When used in combination with either ACTH or IVIg, rituximab has also been reported to be safely used and more effective than ACTH or IVIg alone (84). In a study with prospectively obtained data, multimodal treatment (for which six different treatment groups with differing combinations of treatment were studied) was more effective than corticotrophin or IVIg alone (105). Data have similarly demonstrated improved outcomes of adaptive behavior, cognition, and motor scores with aggressive combination immunotherapy with either ACTH or bolus corticosteroid, IVIg, and either rituximab or cyclophosphamide (62).

The combination of pulse dexamethasone, intravenous immunoglobulin (IVIg), and rituximab combination immunotherapy (DEXIR-CI) has been reviewed retrospectively and has also shown clinical efficacy along with lowered B-cell frequencies in the cerebrospinal fluid and blood (77). This combination may be a potential treatment option for less severely affected patients, as the effectiveness of ACTH-based combination immunotherapy is well established (81).

International consensus guidelines outline two main broad treatment strategies: an “upfront” or an “escalating” strategy (92). In the upfront strategy, steroids, IVIg/or plasmapheresis, and cyclophosphamide/or rituximab are utilized in a combined therapy. In the escalating strategy, steroid therapy is initiated, with escalating therapies to include IVIg or plasmapheresis, and then if inadequate response, cyclophosphamide or rituximab. An international pediatric-onset opsoclonus-myoclonus ataxia syndrome registry has been organized, in part to best define optimal treatment. The primary objectives of the registry are to understand disease course, prognostic factors, and treatment efficacy, and then secondly, to create a registry of biological material and diagnostic imaging with clinical correlates (48).

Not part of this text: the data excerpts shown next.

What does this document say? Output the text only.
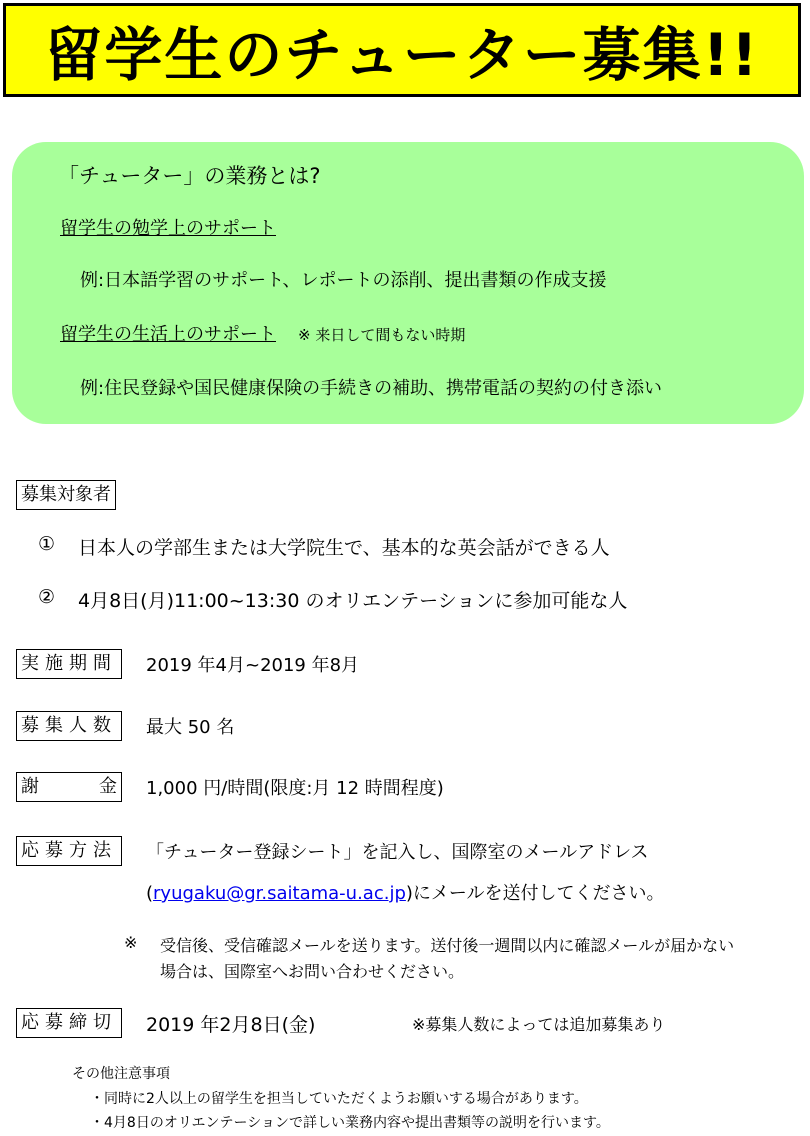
留学生のチューター募集!!
「チューター」の業務とは?
留学生の勉学上のサポート
例:日本語学習のサポート、レポートの添削、提出書類の作成支援
留学生の生活上のサポート ※ 来日して間もない時期
例:住民登録や国民健康保険の手続きの補助、携帯電話の契約の付き添い
募集対象者
① 日本人の学部生または大学院生で、基本的な英会話ができる人
② 4月8日(月)11:00~13:30 のオリエンテーションに参加可能な人
実施期間 2019 年4月~2019 年8月
募集人数 最大 50 名
謝	金 1,000 円/時間(限度:月 12 時間程度)
応募方法 「チューター登録シート」を記入し、国際室のメールアドレス
(ryugaku@gr.saitama-u.ac.jp)にメールを送付してください。
※ 受信後、受信確認メールを送ります。送付後一週間以内に確認メールが届かない
場合は、国際室へお問い合わせください。
応募締切 2019 年2月8日(金)	※募集人数によっては追加募集あり
その他注意事項
・同時に2人以上の留学生を担当していただくようお願いする場合があります。
・4月8日のオリエンテーションで詳しい業務内容や提出書類等の説明を行います。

Propranolol and primidone are ineffective. Rarely, azathioprine or valproate semisodium has been used for chronic treatment. The efficacious use of high-dose clonazepam has been reported (07). Plasmapheresis has been occasionally effective, and studies indicate that plasma exchange through a protein A column, which binds immune complexes and the Fc portion of IgG molecules, may abolish symptoms of opsoclonus and myoclonus (20; 65; 111). Mycophenolate mofetil, an immunomodulatory agent that inhibits B- and T-lymphocyte proliferation, has not shown a lasting effect on prevention of CSF B-cell expansion in children (86). Institution of gabapentin as therapy was seen as efficacious in symptomatic resolution when used in a small adult population affected by a causative structural lesion (70).

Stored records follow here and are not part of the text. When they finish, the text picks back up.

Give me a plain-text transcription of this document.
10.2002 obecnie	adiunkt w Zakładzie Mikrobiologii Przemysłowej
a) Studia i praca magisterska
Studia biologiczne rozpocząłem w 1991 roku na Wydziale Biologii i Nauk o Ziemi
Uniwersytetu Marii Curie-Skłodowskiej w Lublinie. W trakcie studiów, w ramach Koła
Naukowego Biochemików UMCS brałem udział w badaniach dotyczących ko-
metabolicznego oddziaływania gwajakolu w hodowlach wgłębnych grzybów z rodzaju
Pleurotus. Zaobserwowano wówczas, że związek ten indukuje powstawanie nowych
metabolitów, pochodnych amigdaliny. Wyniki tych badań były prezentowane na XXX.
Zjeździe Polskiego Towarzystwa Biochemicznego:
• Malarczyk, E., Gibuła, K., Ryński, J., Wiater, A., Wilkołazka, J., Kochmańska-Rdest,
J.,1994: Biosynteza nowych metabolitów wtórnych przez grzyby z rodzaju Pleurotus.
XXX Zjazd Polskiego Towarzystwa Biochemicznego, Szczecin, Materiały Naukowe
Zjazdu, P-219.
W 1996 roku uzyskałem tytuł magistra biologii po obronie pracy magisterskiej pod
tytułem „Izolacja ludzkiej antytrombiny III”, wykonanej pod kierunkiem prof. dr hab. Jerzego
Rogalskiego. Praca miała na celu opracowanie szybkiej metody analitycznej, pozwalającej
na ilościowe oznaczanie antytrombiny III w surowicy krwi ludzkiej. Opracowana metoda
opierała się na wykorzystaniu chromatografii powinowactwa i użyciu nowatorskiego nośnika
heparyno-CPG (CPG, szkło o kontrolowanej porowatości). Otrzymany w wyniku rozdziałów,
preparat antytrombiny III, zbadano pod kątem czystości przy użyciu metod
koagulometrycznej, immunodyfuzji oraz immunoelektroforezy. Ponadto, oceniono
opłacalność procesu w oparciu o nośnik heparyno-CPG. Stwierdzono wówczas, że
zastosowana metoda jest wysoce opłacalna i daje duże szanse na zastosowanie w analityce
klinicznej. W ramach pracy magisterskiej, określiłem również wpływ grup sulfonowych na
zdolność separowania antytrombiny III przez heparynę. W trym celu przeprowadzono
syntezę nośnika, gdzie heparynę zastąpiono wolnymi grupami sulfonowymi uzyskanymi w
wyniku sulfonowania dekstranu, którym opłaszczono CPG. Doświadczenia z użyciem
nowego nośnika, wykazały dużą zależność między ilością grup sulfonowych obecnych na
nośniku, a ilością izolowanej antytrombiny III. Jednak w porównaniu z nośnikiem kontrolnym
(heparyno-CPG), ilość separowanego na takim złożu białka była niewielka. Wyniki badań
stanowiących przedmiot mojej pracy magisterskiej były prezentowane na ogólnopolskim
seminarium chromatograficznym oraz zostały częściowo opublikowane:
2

There is currently no consensus on the best approach to long-term treatment. In conjunction with medical treatment, early and sustained rehabilitation is also important to facilitate functional recovery and to moderate the impact of motor or cognitive deficits. Finally, as treatment with immunomodulation can disrupt childhood vaccination schedules, thoughtful consideration of catch-up vaccination should accompany the end of immunomodulatory therapy in opsoclonus-myoclonus syndrome to balance the risk of preventable illness with potential issues of opsoclonus-myoclonus syndrome reactivation and the ability of the patient to mount an appropriate response to vaccination (92).